Lo miré como se mira el futuro, con una mezcla de temor y dicha, con esa incierta certeza de lo porvenir no llegado. Lo miré como tratando de predecirme una vida por completo impensada, jamás vislumbrada. O soñada.

Pero Flichman no había acabado, había hecho un parate. Terminó:

—Si me dice que no, tendré que matarlo.

Hacen ya exactos treinta y siete años, dos meses, dos semanas, tres días, siete horas, diez minutos y un segundo, de aquella singular propuesta.

Regresé a la ciudad. Renuncié a mi puesto de “empleado público” a pesar de restar una miaja para jubilarme—, puse mi automóvil y casa en venta, me despedí de algunos amigos y —por separado— de dos furtivas amantes, mentí que viajaba a España, quizás a radicarme, que ya vería, que les escribiría. Más tarde, cargué ropas y textos, y retorné a Villa Las Luces.

Al siguiente día, empecé a comer libros.

Flichman es tres años mayor que yo, retrocedimos el almanaque de la vida y ahí nos estacionamos. Él en los treinta y siete, yo en treinta y cuatro.
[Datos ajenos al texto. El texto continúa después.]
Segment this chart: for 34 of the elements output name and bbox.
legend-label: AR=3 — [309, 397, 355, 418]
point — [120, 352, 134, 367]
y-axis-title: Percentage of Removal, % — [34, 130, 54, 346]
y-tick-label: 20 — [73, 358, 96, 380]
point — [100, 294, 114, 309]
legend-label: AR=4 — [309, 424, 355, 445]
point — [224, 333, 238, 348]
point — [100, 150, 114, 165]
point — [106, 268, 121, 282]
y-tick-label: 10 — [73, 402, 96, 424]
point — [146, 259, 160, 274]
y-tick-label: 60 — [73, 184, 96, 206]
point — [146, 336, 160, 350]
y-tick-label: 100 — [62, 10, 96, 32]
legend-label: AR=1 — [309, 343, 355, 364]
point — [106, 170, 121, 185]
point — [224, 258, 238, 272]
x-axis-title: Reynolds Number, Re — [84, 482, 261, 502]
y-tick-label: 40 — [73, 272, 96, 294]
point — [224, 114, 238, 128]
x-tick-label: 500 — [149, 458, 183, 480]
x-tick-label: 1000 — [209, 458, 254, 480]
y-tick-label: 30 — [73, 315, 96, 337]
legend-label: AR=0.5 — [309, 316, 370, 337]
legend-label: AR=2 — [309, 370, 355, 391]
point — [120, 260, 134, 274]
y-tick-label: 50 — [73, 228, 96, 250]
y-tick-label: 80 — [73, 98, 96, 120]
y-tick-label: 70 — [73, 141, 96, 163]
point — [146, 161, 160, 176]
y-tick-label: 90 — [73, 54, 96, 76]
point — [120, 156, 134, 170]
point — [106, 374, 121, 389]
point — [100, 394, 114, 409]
Ahí nos estacionamos. Ahí comenzamos la eternidad.

Compartimos el destiempo.

No el lírico —usó esa palabra en decenas de poemas—, sino el destiempo concreto, real.

Durante años he andado por la república, y países alrededores, comprando libros antiguos y practicando sus infalibles timberas técnicas. A veces, muy pocas, le gano al chinchón. Y no aprecia para nada mis pullas vindicatorias.

Juntos fundamos la Biblioteca de Villa Las Luces, en un local cedido por el Delegado Municipal. Mas, cuando pasen los años, tendremos que abandonarla en otras manos porque sospecharían de bibliotecarios inmutables. Tenemos ese dilema. Con el aletear del tiempo trasladarnos a otro pueblito aislado o, en modo progresivo, maquillarnos de envejecimiento.

Juntos pretendimos dar un Taller Literario en la Villa. Lo llamaríamos “El Adjetivo Asesino”. Pero desistimos antes de iniciar las clases. El único alumno que se inscribió fue el cura Tranquilino Rodríguez.

Juntos hemos escrito cuentos y novelas negras, rosas y verdes, algunos ensayos sobre Literatura y hasta aprendí a parir poesías —con tal maestro, cómo no—. El drama es que tanto escrito permanecerá inédito hasta que demos con un testaferro de confianza que se atreva a estampar su nombre al pie. Tal vez vos, querido Manu, podrías ocuparte del asunto, aconsejarnos o sugerirnos una solución. No podemos hacerlo nosotros. Flichman superó los ochenta y yo le piso las sandalias, pero todavía no cruzamos los cuarenta. Ni lo haremos. Nos hemos volatilizado del rostro del planeta.

Vivimos felices. Nos llevamos bien. Pocas veces discutimos. Puedo aseverar, sin vacilaciones, que nos hemos hecho buenos camaradas. Hermanos de sangre amiga. O de amiga sangre. Compartida.

Ah, y algo fundamental: ¡Disfrutamos de la vida sin prisa alguna!

Los libros nos han dado eternidad. Pero algo, que escuchamos por radio el otro día, nos inquieta. Quizá sea un rumor infundado. El locutor anunciaba que tras probar con escondido triunfo una peculiar instalación tecnológica para conexiones entre computadoras, militares de la Defensa de EEUU tendrían intenciones de divulgar su experimento con fines de uso civil. Hablaba de una red virtual que podría ampliar al infinito las comunicaciones mundiales. Tal notable invento llevaría, en un futuro muy lejano, a reemplazar cartas, diarios, cine, televisión e incluso libros.